A further terminological clarification concerns neighboring DINO-based motion papers. MotionAdapter extracts attention-derived motion fields from 3D full-attention modules in DiT-based text-to-video models and applies DINO-guided motion customization for content-aware motion transfer; its domain is video synthesis rather than registration or terradynamics (Zhang et al., 5 Jan 2026). Conversely, the dynamic SLAM paper "D5FlowSLAM: Self-Supervised Dynamic SLAM with Flow Motion Decomposition and DINO Guidance" is explicitly described in the supplied details as not using any DINO features and as not introducing a “DINOMotion” concept; instead, it is summarized as a dual-flow self-supervised dynamic SLAM method based on static flow 6, dynamic flow 7, and a dynamic update module (Yu et al., 2022). These distinctions are important because the name “DINOMotion” can otherwise be conflated with any DINO-conditioned motion method, even when the underlying task is unrelated.
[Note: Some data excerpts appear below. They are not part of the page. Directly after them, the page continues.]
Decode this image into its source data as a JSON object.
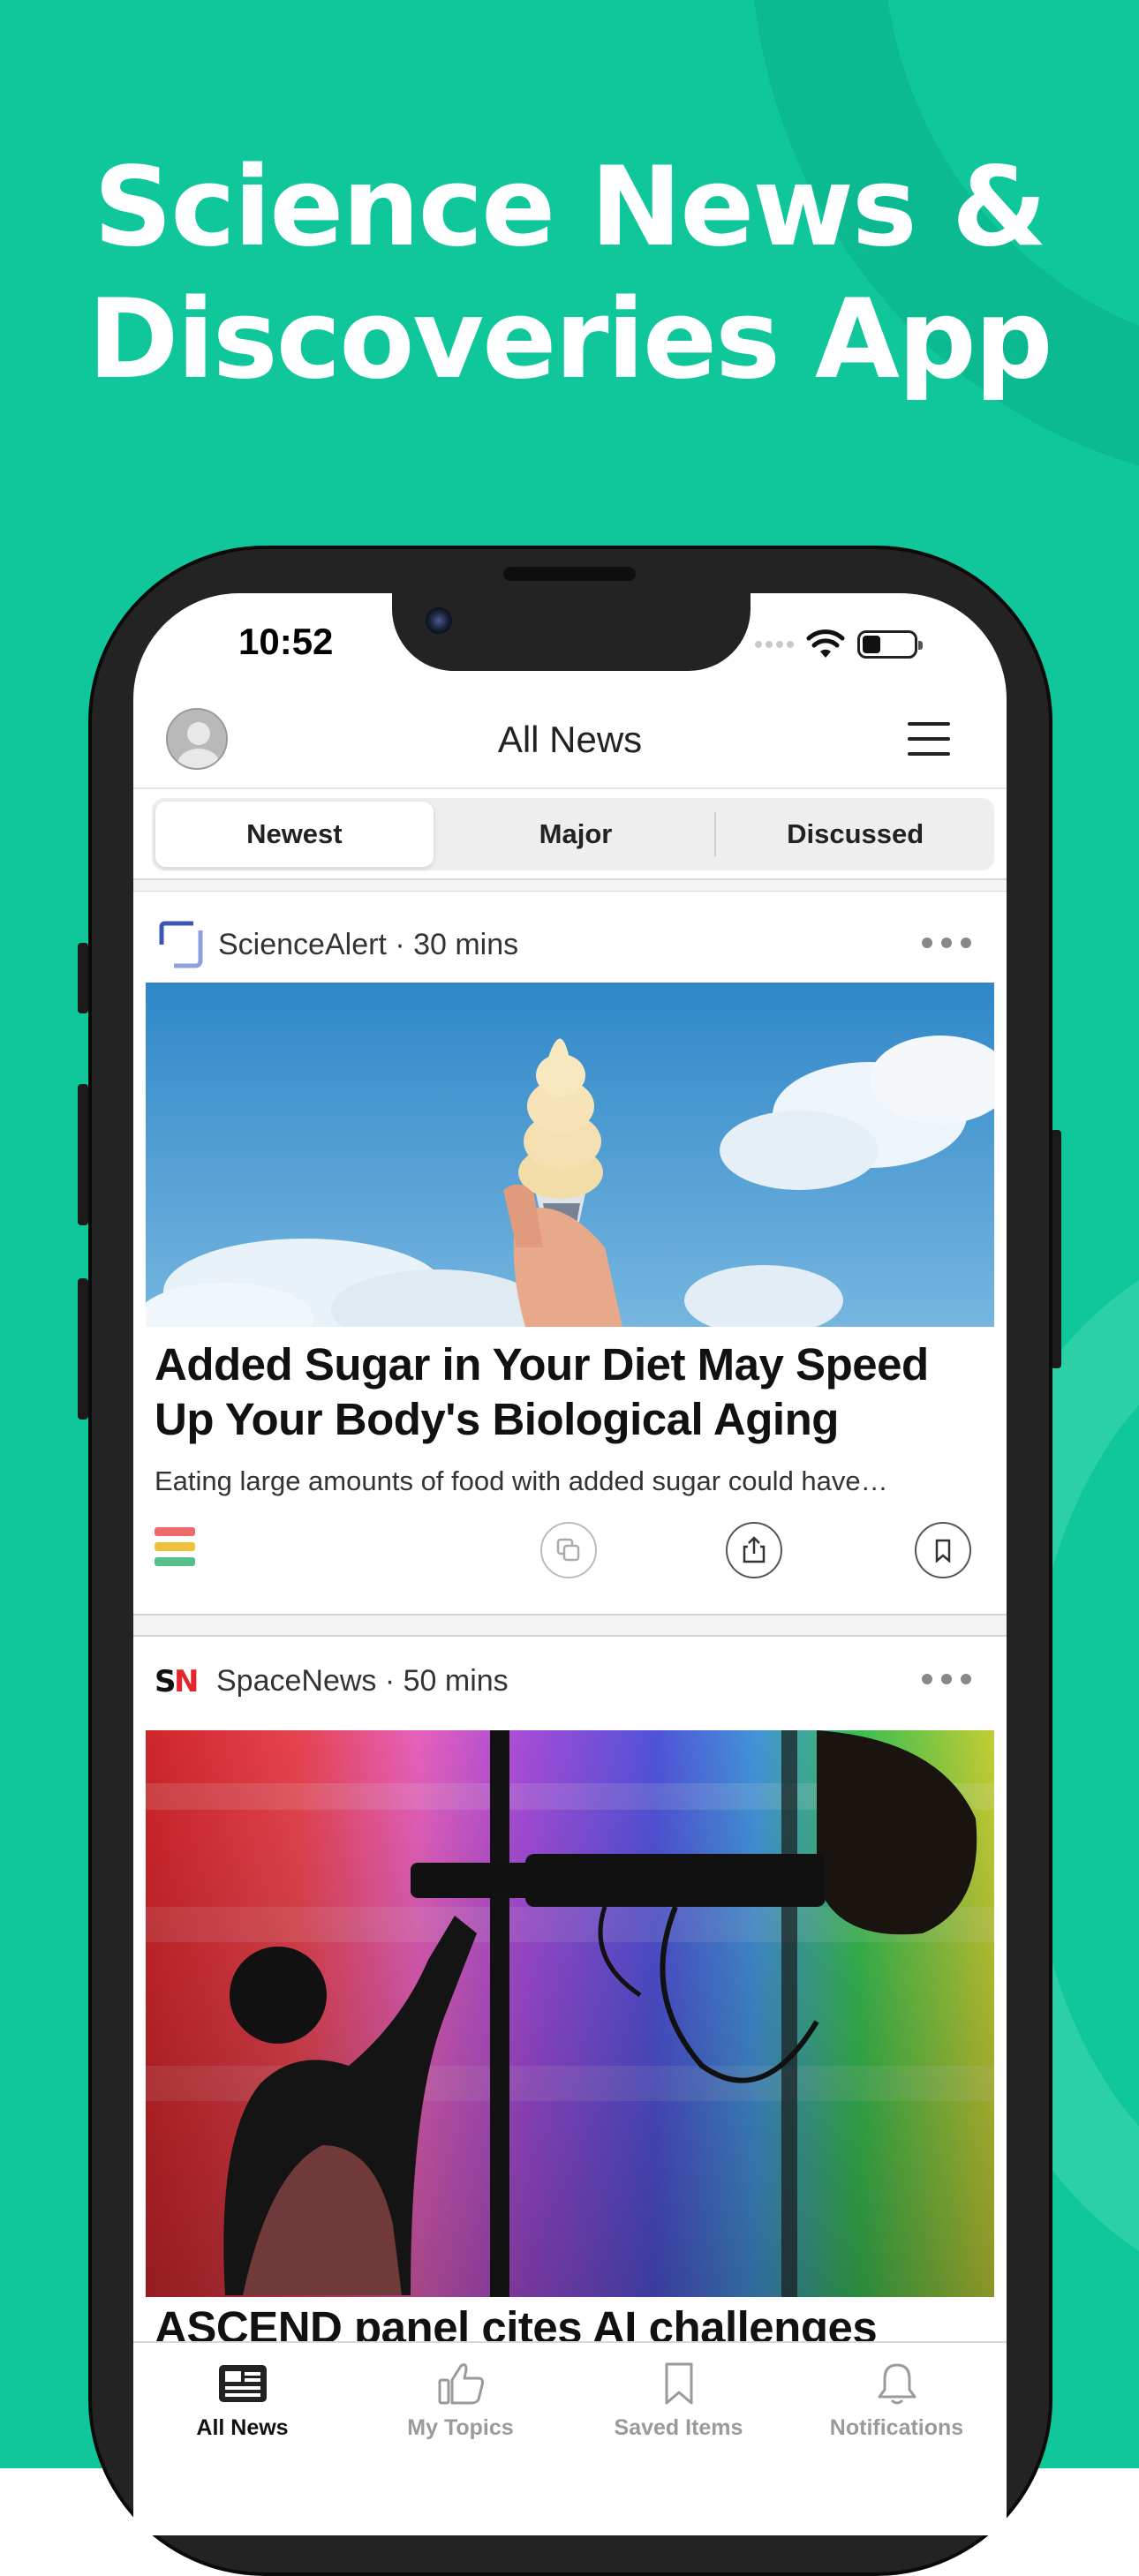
{
  "promo": {
    "headline_line1": "Science News &",
    "headline_line2": "Discoveries App"
  },
  "status_bar": {
    "time": "10:52",
    "battery_level": 0.35
  },
  "header": {
    "title": "All News"
  },
  "segments": [
    {
      "label": "Newest",
      "active": true
    },
    {
      "label": "Major",
      "active": false
    },
    {
      "label": "Discussed",
      "active": false
    }
  ],
  "articles": [
    {
      "source": "ScienceAlert · 30 mins",
      "title_line1": "Added Sugar in Your Diet May Speed",
      "title_line2": "Up Your Body's Biological Aging",
      "description": "Eating large amounts of food with added sugar could have…"
    },
    {
      "source": "SpaceNews · 50 mins",
      "logo_text": "SN",
      "title_line1": "ASCEND panel cites AI challenges"
    }
  ],
  "tabbar": [
    {
      "label": "All News",
      "icon": "newspaper-icon",
      "active": true
    },
    {
      "label": "My Topics",
      "icon": "thumbs-up-icon",
      "active": false
    },
    {
      "label": "Saved Items",
      "icon": "bookmark-icon",
      "active": false
    },
    {
      "label": "Notifications",
      "icon": "bell-icon",
      "active": false
    }
  ],
  "colors": {
    "background": "#0fc79b",
    "phone_frame": "#232323"
  }
}
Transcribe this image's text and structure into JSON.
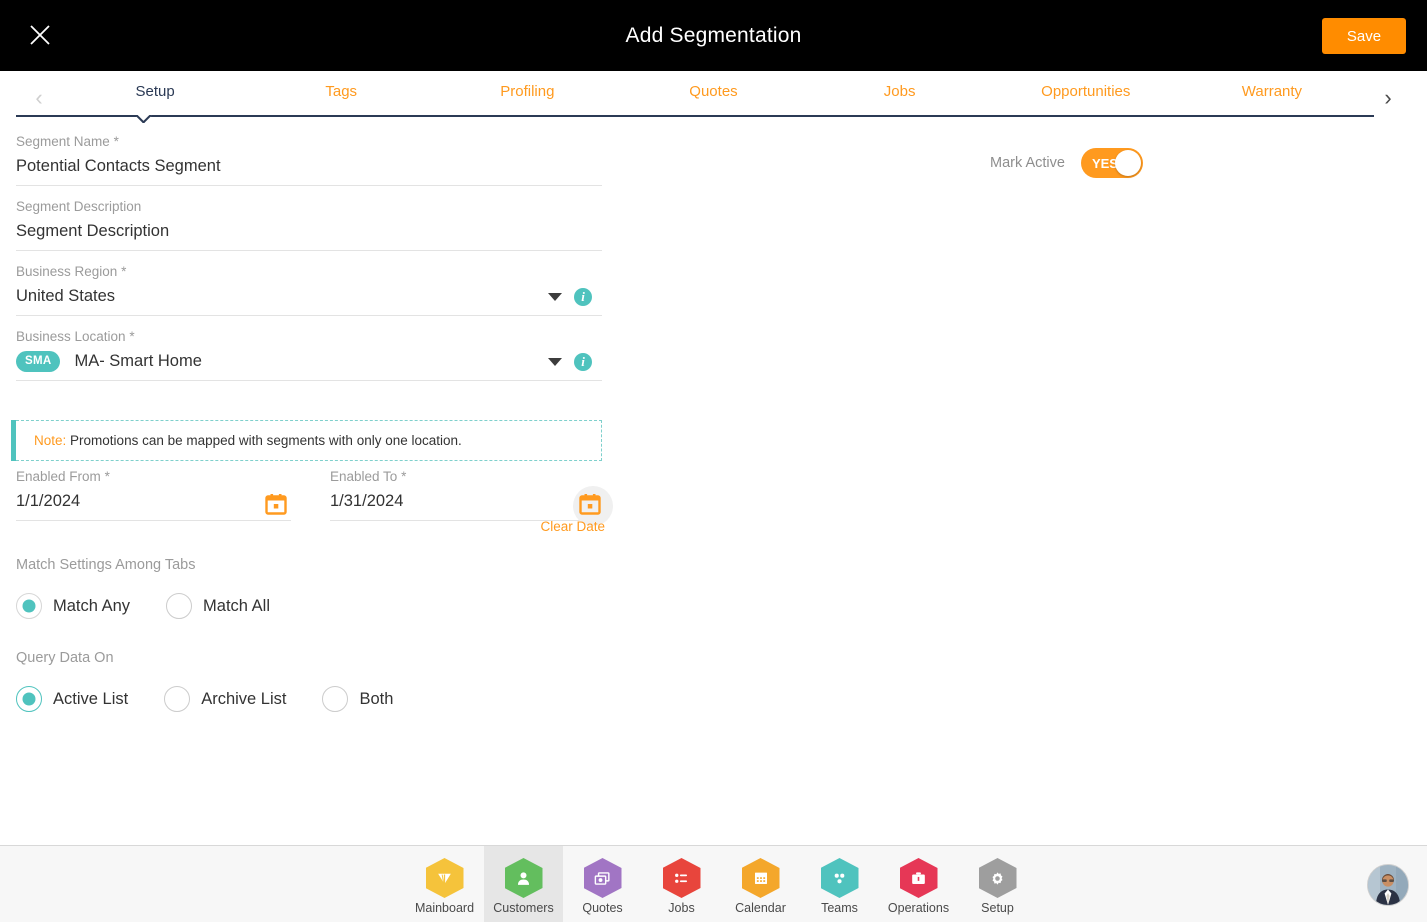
{
  "header": {
    "title": "Add Segmentation",
    "close_icon": "close-icon",
    "save_label": "Save"
  },
  "tabs": {
    "prev_arrow": "‹",
    "next_arrow": "›",
    "items": [
      {
        "label": "Setup",
        "active": true
      },
      {
        "label": "Tags",
        "active": false
      },
      {
        "label": "Profiling",
        "active": false
      },
      {
        "label": "Quotes",
        "active": false
      },
      {
        "label": "Jobs",
        "active": false
      },
      {
        "label": "Opportunities",
        "active": false
      },
      {
        "label": "Warranty",
        "active": false
      }
    ]
  },
  "form": {
    "segment_name": {
      "label": "Segment Name",
      "required": "*",
      "value": "Potential Contacts Segment"
    },
    "segment_description": {
      "label": "Segment Description",
      "required": "",
      "value": "Segment Description"
    },
    "business_region": {
      "label": "Business Region",
      "required": "*",
      "value": "United States",
      "info_icon": "info-icon",
      "caret_icon": "chevron-down-icon"
    },
    "business_location": {
      "label": "Business Location",
      "required": "*",
      "badge": "SMA",
      "value": "MA- Smart Home",
      "info_icon": "info-icon",
      "caret_icon": "chevron-down-icon"
    },
    "mark_active": {
      "label": "Mark Active",
      "toggle_value": "YES",
      "on": true
    },
    "note": {
      "label": "Note:",
      "text": "Promotions can be mapped with segments with only one location."
    },
    "enabled_from": {
      "label": "Enabled From",
      "required": "*",
      "value": "1/1/2024",
      "calendar_icon": "calendar-icon"
    },
    "enabled_to": {
      "label": "Enabled To",
      "required": "*",
      "value": "1/31/2024",
      "calendar_icon": "calendar-icon"
    },
    "clear_date_label": "Clear Date",
    "match_settings": {
      "label": "Match Settings Among Tabs",
      "options": [
        {
          "label": "Match Any",
          "selected": true
        },
        {
          "label": "Match All",
          "selected": false
        }
      ]
    },
    "query_data_on": {
      "label": "Query Data On",
      "options": [
        {
          "label": "Active List",
          "selected": true
        },
        {
          "label": "Archive List",
          "selected": false
        },
        {
          "label": "Both",
          "selected": false
        }
      ]
    }
  },
  "bottom_nav": {
    "items": [
      {
        "label": "Mainboard",
        "icon": "mainboard-icon",
        "color": "#F5C33B",
        "active": false
      },
      {
        "label": "Customers",
        "icon": "customers-icon",
        "color": "#63BE5E",
        "active": true
      },
      {
        "label": "Quotes",
        "icon": "quotes-icon",
        "color": "#A175C4",
        "active": false
      },
      {
        "label": "Jobs",
        "icon": "jobs-icon",
        "color": "#E8453C",
        "active": false
      },
      {
        "label": "Calendar",
        "icon": "calendar-icon",
        "color": "#F4A72B",
        "active": false
      },
      {
        "label": "Teams",
        "icon": "teams-icon",
        "color": "#4FC3BE",
        "active": false
      },
      {
        "label": "Operations",
        "icon": "operations-icon",
        "color": "#E63756",
        "active": false
      },
      {
        "label": "Setup",
        "icon": "setup-gear-icon",
        "color": "#9E9E9E",
        "active": false
      }
    ],
    "avatar": "user-avatar"
  },
  "colors": {
    "accent_orange": "#FF8C00",
    "tab_orange": "#FF9A1F",
    "teal": "#4FC3BE",
    "navy": "#2b3a55",
    "topbar": "#000000"
  }
}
7. Significance and methodological profile
Across its explicit and implicit usages in the supplied arXiv material, DINOMotion designates a class of motion methods in which pretrained DINO-family visual representations are not merely auxiliary features but the principal mechanism for robustness under appearance variation, misalignment, or projection uncertainty. In the radiotherapy setting, that design is expressed through frozen DINOv2 features, LoRA-based task adaptation, discrete landmark matching, and one-shot rigid, affine, or TPS registration; in the off-road setting, it is expressed through DINOv2 terrain descriptors, PCA compression, projection distance-independent encoding, lightweight mapping, and hybrid learned-parametric dynamics models (Salari et al., 14 Aug 2025).
The radiotherapy instantiation is particularly notable for the way it couples robustness, speed, and interpretability. The framework is described as robust against large misalignments, efficient because only low-rank adapters are trained, and interpretable because explicit visual correspondences are available. A plausible implication is that its methodological identity lies less in any single network component than in the deliberate replacement of opaque dense-warp regression and slow iterative optimization with a feature-matching-plus-analytic-solver pipeline.
The broader literature context supplied here suggests a more general pattern: DINO-derived descriptors can support motion reasoning across very different regimes—organ deformation, vehicle-terrain interaction, and video motion transfer—but the operational meaning of “motion” changes with the downstream solver. In DINOMotion for 2D-Cine MRI-guided radiotherapy, motion is ultimately the image registration map inferred from matched landmarks and solved in closed form.